Rahadi Permadi: Budaya 'ngafe' bukan hal yang umum
sebelumnya di Indonesia. Yang ada juga warung kopi. Apakah topik pembicaraan di kafe atau warung kopi melulu trivial?
Mungkin ini oversimplification. Secara kasar, di Indonesia warung kopi atau sejenisnya mencerminkan kelas.
Kopitalisme: 'Café' dan 'warkop' adaah masalah bahasa, yang satu bahasa import yang satu Bahasa Indonesia.
Jika di luar negri (setidaknya yang saya perhatikan di Calgary dan Croatia) para pengunjung Café susah dibedakan menurut kelas…
Di Indonesia memang "Warkop" umumnya dikunjungi oleh middle class kebawah, dan Café pengunjungnya adalah middle class
ke atas… Dan justru itu aktifitas "Kopitalisme" yang terkamuflase berbentuk 'unusual' NGO kemudian menggabungkan keduanya
(café = cafeist – warkop = kopitalisme) dimana pekerja, mahasiswa, pemerintah, pengusaha, hampir semua rektor perguruan
tinggi, akademisi, budayawan disatukan dan dikumpulkan secara 'berjama'ah' dalam suatu 'agenda' yang saya 'arsitekin' yakni
"A Place for Peace and Cultural Understanding"… Kemudian saya distrubusikan ke berbagai situs sehingga bisa terakses
lebih dari 20 situs manca Negara… (jumlahnya terus berkembang)
Lalu kemudian semuanya saya tulis sebagai sesuatu
yang 'humorous' bahwa 'café dan warkop' lebih 'universal' dan 'universitas' itu sendiri… Buktinya, mahasiswa di Makassar
akhir akhir ini, anda lihat gimana?
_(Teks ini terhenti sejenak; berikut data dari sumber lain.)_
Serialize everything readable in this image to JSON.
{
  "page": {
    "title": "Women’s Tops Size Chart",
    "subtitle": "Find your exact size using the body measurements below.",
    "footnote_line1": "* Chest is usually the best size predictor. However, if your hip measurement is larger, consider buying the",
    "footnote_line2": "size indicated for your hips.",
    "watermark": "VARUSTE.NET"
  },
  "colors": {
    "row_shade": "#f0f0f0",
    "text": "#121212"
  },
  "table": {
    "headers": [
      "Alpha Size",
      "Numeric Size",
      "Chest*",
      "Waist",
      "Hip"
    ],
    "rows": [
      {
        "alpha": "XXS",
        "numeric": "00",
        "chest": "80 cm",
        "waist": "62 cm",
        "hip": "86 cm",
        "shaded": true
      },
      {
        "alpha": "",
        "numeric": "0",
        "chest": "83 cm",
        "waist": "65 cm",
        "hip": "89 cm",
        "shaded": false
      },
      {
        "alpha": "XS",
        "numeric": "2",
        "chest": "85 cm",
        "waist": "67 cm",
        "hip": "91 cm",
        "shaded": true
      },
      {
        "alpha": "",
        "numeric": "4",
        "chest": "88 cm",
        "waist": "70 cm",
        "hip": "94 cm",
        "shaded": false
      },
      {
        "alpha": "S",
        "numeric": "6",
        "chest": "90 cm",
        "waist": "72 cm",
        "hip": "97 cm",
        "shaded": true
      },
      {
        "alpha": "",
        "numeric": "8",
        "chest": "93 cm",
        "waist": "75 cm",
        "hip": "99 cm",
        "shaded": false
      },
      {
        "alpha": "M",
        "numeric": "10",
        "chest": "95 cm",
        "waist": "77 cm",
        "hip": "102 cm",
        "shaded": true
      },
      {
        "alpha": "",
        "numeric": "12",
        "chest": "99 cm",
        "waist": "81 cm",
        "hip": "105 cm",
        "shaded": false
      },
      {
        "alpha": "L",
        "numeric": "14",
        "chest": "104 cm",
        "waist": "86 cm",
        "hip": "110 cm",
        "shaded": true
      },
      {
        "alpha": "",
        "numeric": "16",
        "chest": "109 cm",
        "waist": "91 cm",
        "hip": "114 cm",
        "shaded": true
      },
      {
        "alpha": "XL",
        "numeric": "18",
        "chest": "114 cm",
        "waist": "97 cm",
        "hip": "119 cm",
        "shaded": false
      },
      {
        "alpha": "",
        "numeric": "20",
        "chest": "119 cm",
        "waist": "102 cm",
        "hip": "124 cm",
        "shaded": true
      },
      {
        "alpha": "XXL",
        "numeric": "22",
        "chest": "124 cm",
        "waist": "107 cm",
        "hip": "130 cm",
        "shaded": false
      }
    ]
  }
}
Saat dulu kami disana, nggak seganas itu gitu kok, khususnya mengenai soal 'ras' …
(Note: saya adalah kaum minoritas disana, bukan bolshevik/mayoritas)
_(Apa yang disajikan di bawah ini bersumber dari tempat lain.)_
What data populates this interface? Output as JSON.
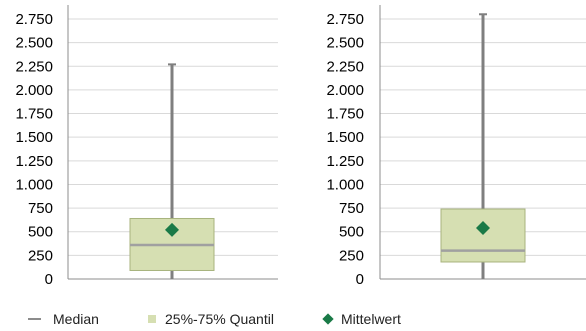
{
  "chart_data": [
    {
      "type": "box",
      "ylim": [
        0,
        2750
      ],
      "yticks": [
        0,
        250,
        500,
        750,
        1000,
        1250,
        1500,
        1750,
        2000,
        2250,
        2500,
        2750
      ],
      "ytick_labels": [
        "0",
        "250",
        "500",
        "750",
        "1.000",
        "1.250",
        "1.500",
        "1.750",
        "2.000",
        "2.250",
        "2.500",
        "2.750"
      ],
      "grid": true,
      "box": {
        "min": 0,
        "q1": 90,
        "median": 360,
        "q3": 640,
        "max": 2270,
        "mean": 520
      }
    },
    {
      "type": "box",
      "ylim": [
        0,
        2750
      ],
      "yticks": [
        0,
        250,
        500,
        750,
        1000,
        1250,
        1500,
        1750,
        2000,
        2250,
        2500,
        2750
      ],
      "ytick_labels": [
        "0",
        "250",
        "500",
        "750",
        "1.000",
        "1.250",
        "1.500",
        "1.750",
        "2.000",
        "2.250",
        "2.500",
        "2.750"
      ],
      "grid": true,
      "box": {
        "min": 0,
        "q1": 180,
        "median": 300,
        "q3": 740,
        "max": 2800,
        "mean": 540
      }
    }
  ],
  "legend": {
    "position": "bottom",
    "items": [
      {
        "label": "Median",
        "symbol": "line",
        "color": "#8c8c8c"
      },
      {
        "label": "25%-75% Quantil",
        "symbol": "square",
        "color": "#d6dfb2"
      },
      {
        "label": "Mittelwert",
        "symbol": "diamond",
        "color": "#1a7a47"
      }
    ]
  },
  "colors": {
    "box_fill": "#d6dfb2",
    "box_stroke": "#a8b37e",
    "whisker": "#7f7f7f",
    "median_line": "#a0a0a0",
    "mean_marker": "#1a7a47",
    "grid": "#d9d9d9",
    "axis": "#8c8c8c",
    "tick_text": "#000000"
  }
}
Pernah memang ada sohib (salah satu penasehat
senior partai besar di Sulsel) yang nyendul bahwa saya "Marxist"… Well, I am a developer… capitalist-socialist
it's just another sociological dogmas. What I am doing it was about social-economy… I'm not interested to talk about
capitalist-socialist… (lalu, bisa diterka debat terminologi seperti ini jika ditangkap secara 'akademik' ujungnya
yang terjadi hanyalah: Intellectual Exercise)… That’s why I said… "Be Lennon NOT Lennin"…
Tetapi
jika anda mau serius mendalami antropologi soal café dan warkop… Silakan. Saya melihatnya secara "karikaturistik" yakni
sebagai "karikatur" dari "institusi" dan "universitas".
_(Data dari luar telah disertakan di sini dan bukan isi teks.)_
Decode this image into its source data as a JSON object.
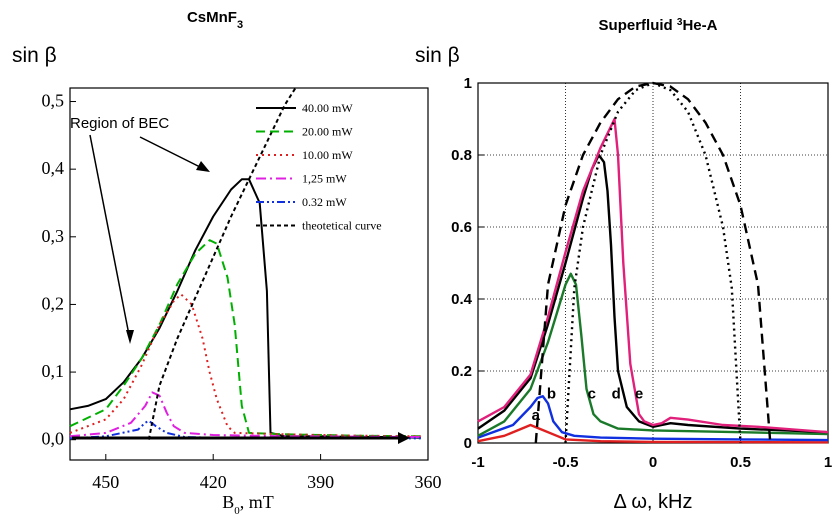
{
  "chart_data": [
    {
      "type": "line",
      "title": "CsMnF3",
      "ylabel": "sin β",
      "xlabel": "B0, mT",
      "xlim": [
        460,
        360
      ],
      "ylim": [
        -0.03,
        0.52
      ],
      "x_ticks": [
        "450",
        "420",
        "390",
        "360"
      ],
      "x_tick_values": [
        450,
        420,
        390,
        360
      ],
      "y_ticks": [
        "0,0",
        "0,1",
        "0,2",
        "0,3",
        "0,4",
        "0,5"
      ],
      "y_tick_values": [
        0,
        0.1,
        0.2,
        0.3,
        0.4,
        0.5
      ],
      "annotation": "Region of BEC",
      "legend_position": "top-right",
      "series": [
        {
          "name": "40.00 mW",
          "color": "#000000",
          "dash": "solid",
          "x": [
            460,
            455,
            450,
            445,
            440,
            435,
            430,
            425,
            420,
            415,
            412,
            410,
            407,
            405,
            404,
            400,
            390,
            380,
            370,
            362
          ],
          "y": [
            0.045,
            0.05,
            0.06,
            0.085,
            0.12,
            0.165,
            0.22,
            0.28,
            0.33,
            0.37,
            0.385,
            0.385,
            0.35,
            0.22,
            0.01,
            0.005,
            0.005,
            0.004,
            0.004,
            0.003
          ]
        },
        {
          "name": "20.00 mW",
          "color": "#00b000",
          "dash": "dashed",
          "x": [
            460,
            450,
            445,
            440,
            435,
            430,
            425,
            421,
            419,
            416,
            414,
            412,
            410,
            400,
            380,
            362
          ],
          "y": [
            0.02,
            0.045,
            0.08,
            0.12,
            0.17,
            0.23,
            0.275,
            0.295,
            0.29,
            0.24,
            0.17,
            0.05,
            0.01,
            0.008,
            0.006,
            0.005
          ]
        },
        {
          "name": "10.00 mW",
          "color": "#e02020",
          "dash": "dotted",
          "x": [
            460,
            450,
            445,
            440,
            435,
            431,
            429,
            426,
            423,
            421,
            419,
            416,
            414,
            400,
            380,
            362
          ],
          "y": [
            0.01,
            0.03,
            0.06,
            0.11,
            0.17,
            0.205,
            0.215,
            0.2,
            0.15,
            0.1,
            0.06,
            0.02,
            0.01,
            0.008,
            0.006,
            0.005
          ]
        },
        {
          "name": "1,25 mW",
          "color": "#e020e0",
          "dash": "dashdot",
          "x": [
            460,
            450,
            443,
            439,
            437,
            435,
            433,
            431,
            428,
            420,
            400,
            362
          ],
          "y": [
            0.005,
            0.01,
            0.025,
            0.05,
            0.07,
            0.065,
            0.04,
            0.02,
            0.01,
            0.007,
            0.005,
            0.004
          ]
        },
        {
          "name": "0.32 mW",
          "color": "#1030e0",
          "dash": "dashdotdot",
          "x": [
            460,
            450,
            441,
            439,
            438,
            436,
            433,
            428,
            420,
            362
          ],
          "y": [
            0.002,
            0.005,
            0.015,
            0.025,
            0.028,
            0.02,
            0.01,
            0.004,
            0.003,
            0.002
          ]
        },
        {
          "name": "theotetical curve",
          "color": "#000000",
          "dash": "shortdash",
          "x": [
            438,
            435,
            430,
            425,
            420,
            415,
            410,
            405,
            400,
            397
          ],
          "y": [
            0.0,
            0.08,
            0.15,
            0.21,
            0.27,
            0.33,
            0.385,
            0.44,
            0.495,
            0.52
          ]
        }
      ]
    },
    {
      "type": "line",
      "title": "Superfluid 3He-A",
      "ylabel": "sin β",
      "xlabel": "Δ ω, kHz",
      "xlim": [
        -1,
        1
      ],
      "ylim": [
        0,
        1
      ],
      "grid": true,
      "x_ticks": [
        "-1",
        "-0.5",
        "0",
        "0.5",
        "1"
      ],
      "x_tick_values": [
        -1,
        -0.5,
        0,
        0.5,
        1
      ],
      "y_ticks": [
        "0",
        "0.2",
        "0.4",
        "0.6",
        "0.8",
        "1"
      ],
      "y_tick_values": [
        0,
        0.2,
        0.4,
        0.6,
        0.8,
        1
      ],
      "point_labels": [
        {
          "text": "a",
          "x": -0.67,
          "y": 0.08
        },
        {
          "text": "b",
          "x": -0.58,
          "y": 0.14
        },
        {
          "text": "c",
          "x": -0.35,
          "y": 0.14
        },
        {
          "text": "d",
          "x": -0.21,
          "y": 0.14
        },
        {
          "text": "e",
          "x": -0.08,
          "y": 0.14
        }
      ],
      "series": [
        {
          "color": "#e02020",
          "dash": "solid",
          "x": [
            -1,
            -0.85,
            -0.75,
            -0.7,
            -0.65,
            -0.55,
            -0.5,
            -0.3,
            0,
            1
          ],
          "y": [
            0.005,
            0.02,
            0.04,
            0.05,
            0.04,
            0.02,
            0.01,
            0.005,
            0.003,
            0.002
          ]
        },
        {
          "color": "#1030e0",
          "dash": "solid",
          "x": [
            -1,
            -0.8,
            -0.7,
            -0.66,
            -0.63,
            -0.6,
            -0.57,
            -0.52,
            -0.45,
            -0.3,
            0,
            0.5,
            1
          ],
          "y": [
            0.015,
            0.05,
            0.1,
            0.125,
            0.13,
            0.11,
            0.06,
            0.03,
            0.02,
            0.015,
            0.012,
            0.01,
            0.008
          ]
        },
        {
          "color": "#1a7a2a",
          "dash": "solid",
          "x": [
            -1,
            -0.85,
            -0.7,
            -0.6,
            -0.55,
            -0.5,
            -0.47,
            -0.44,
            -0.41,
            -0.38,
            -0.34,
            -0.3,
            -0.2,
            0,
            0.5,
            1
          ],
          "y": [
            0.02,
            0.06,
            0.15,
            0.28,
            0.36,
            0.44,
            0.47,
            0.44,
            0.3,
            0.15,
            0.08,
            0.06,
            0.04,
            0.035,
            0.03,
            0.025
          ]
        },
        {
          "color": "#000000",
          "dash": "solid",
          "x": [
            -1,
            -0.85,
            -0.7,
            -0.6,
            -0.5,
            -0.45,
            -0.4,
            -0.35,
            -0.31,
            -0.28,
            -0.26,
            -0.24,
            -0.22,
            -0.2,
            -0.15,
            -0.08,
            0,
            0.05,
            0.1,
            0.2,
            0.5,
            1
          ],
          "y": [
            0.04,
            0.09,
            0.18,
            0.33,
            0.5,
            0.59,
            0.68,
            0.76,
            0.8,
            0.78,
            0.7,
            0.55,
            0.35,
            0.2,
            0.1,
            0.06,
            0.045,
            0.05,
            0.055,
            0.05,
            0.04,
            0.03
          ]
        },
        {
          "color": "#e0207a",
          "dash": "solid",
          "x": [
            -1,
            -0.85,
            -0.7,
            -0.6,
            -0.5,
            -0.4,
            -0.3,
            -0.25,
            -0.22,
            -0.2,
            -0.17,
            -0.13,
            -0.08,
            -0.05,
            0,
            0.05,
            0.1,
            0.2,
            0.4,
            0.6,
            1
          ],
          "y": [
            0.06,
            0.1,
            0.19,
            0.35,
            0.53,
            0.7,
            0.82,
            0.87,
            0.9,
            0.8,
            0.5,
            0.22,
            0.08,
            0.06,
            0.05,
            0.055,
            0.07,
            0.065,
            0.05,
            0.045,
            0.03
          ]
        },
        {
          "color": "#000000",
          "dash": "longdash",
          "x": [
            -0.67,
            -0.6,
            -0.5,
            -0.4,
            -0.3,
            -0.2,
            -0.1,
            0,
            0.1,
            0.2,
            0.3,
            0.4,
            0.5,
            0.6,
            0.67
          ],
          "y": [
            0.0,
            0.44,
            0.66,
            0.8,
            0.89,
            0.955,
            0.99,
            1.0,
            0.99,
            0.955,
            0.89,
            0.8,
            0.66,
            0.44,
            0.0
          ]
        },
        {
          "color": "#000000",
          "dash": "dotted",
          "x": [
            -0.5,
            -0.45,
            -0.4,
            -0.3,
            -0.2,
            -0.1,
            0,
            0.1,
            0.2,
            0.3,
            0.4,
            0.45,
            0.5
          ],
          "y": [
            0.0,
            0.43,
            0.6,
            0.8,
            0.92,
            0.98,
            1.0,
            0.98,
            0.92,
            0.8,
            0.6,
            0.43,
            0.0
          ]
        }
      ]
    }
  ]
}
Rahadi Permadi: Beda dengan cafe, yang secara
umum disinggahi orang yang lebih. Bayangkan kalau tukang becak harus membayar 10.000 untuk secangkir kopi? Apakah pilihan
ini adalah politik? Ini perlu didiskusikan lebih lanjut. Namun ditilik dari fungsi sosial dan asosiasi kelas, sudah terkesan sangat
politis.
Kopitalisme: SeksPeare, bersabda: "Love, light, peace is all about feelings and standards".
Jadi, saya kira memang menarik untuk didiskusikan apakah "perbedaan kelas" tersebut murni karena procedural-administrasi
dan penggunaan standard fasilitas serta lokasi yang berbeda antara café dan warkop?
Atau memang dijadikan sebagai
salah satu metoda stigmatisasi terjadinya perbedaan antar kelas… Good point Pak Rahadian…
Persoalannya
setelah ada hasil diskusi atau seminar atau apalah…. THEN WHATTT?... Apakah kemudian 'café' dilarang? Kemudian penggunaan
café diganti dengan warkop? Or what?... Saya hanya terbiasa menggunakan cara fikir: "After "TALK" then "WHAT"…?"
Demikianlah…"what"
disini -seperti saya kisahkan café lebih "universal" dari universitas diatas- bahwa saya tidak mendikotomi café vs warkop
berdasarkan kelas. Sebagai misal salah satu 'warkop' (bukan café) yang sering saya tongkrongin, juga dijadikan tempat mangkal
oleh pekerja kasar, non jobs, makelar dll. Sering saya jadikan tempat menyusun program dengan pejabat (bukan pegawai) pemerintah
lokal serta beberapa pengusaha.
Mirip yang sedang dilakukan Pak Menristek, bedanya beliau adalah Menristek, sedangkan
saya waktu itu adalah "Peminum Kopi"… Rakyat biasa.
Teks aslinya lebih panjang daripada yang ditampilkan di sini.